À propos des derniers arrêtés : en novembre 2014, le ministère de la jeunesse et des sports a sorti 5 nouveaux arrêtés. Sans les décrire de manière exhaustive, quatre points nous ont interpellés en premier lieu :

  • Augmentation de la possibilité de faire appel à des titulaires du BAFD pour la direction de centre, qui dépasse les prérogatives (80 jours de direction, pour 80 mineurs) initialement prévues... En 2013, un arrêté l’avait rendu possible pour un an... Nous passons à deux ans, avec possibilité d’aller jusqu’à 3.
  • Les centres de loisirs des mercredis après-midis deviennent des accueils périscolaires... Au-delà d’un aspect politique (on passe de l’extrascolaire au périscolaire avec donc une modification des objectifs éducatifs de ces temps), cela impacte les conditions d’accueil.

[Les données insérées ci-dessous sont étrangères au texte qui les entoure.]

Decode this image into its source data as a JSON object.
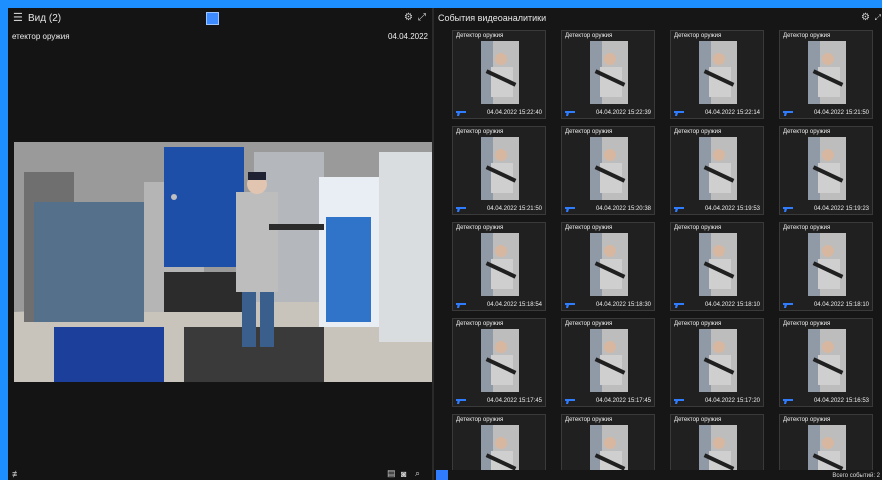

Effectivement on passe d’un taux d’encadrement de 1 pour 12 pour les + de 6 ans, à 1 pour 18 (et pour les moins de 6 ans on passe de 1 pour 8 à 1 pour 14...) ;
  • Les équivalences BAFA sont modifiées et élargies : le BAPAAT, et le diplôme de moniteur éducateur donnent une équivalence BAFA, ce qui est sommes tout logique... Mais en est-il de même pour le diplôme d’animateur de jeune sapeur-pompier et le diplôme universitaire de musicien intervenant ?
  • Augmentation des capacités d’accueil des centres périscolaires.

Les changements à l’œuvre dans le champ de l’animation sont clairs, il s’agit de faciliter la mise en place de la réforme des rythmes… Pour autant plusieurs éléments nous interpellent, et nous semblent contraires à l’esprit même de la réforme des rythmes. Il ne s’agit en aucun cas pour un mouvement d’éducation de revenir sur l’intérêt premier de la réforme des rythmes (1/2 matinée supplémentaire d’école pour faciliter les apprentissages scolaires).
Toutefois, nous ne pouvons que constater que la mise en œuvre se fait au détriment de certaines ambitions éducatives que l’on aurait pu attendre d’une telle réforme. À ce jour les constats d’insatisfaction sont nombreux.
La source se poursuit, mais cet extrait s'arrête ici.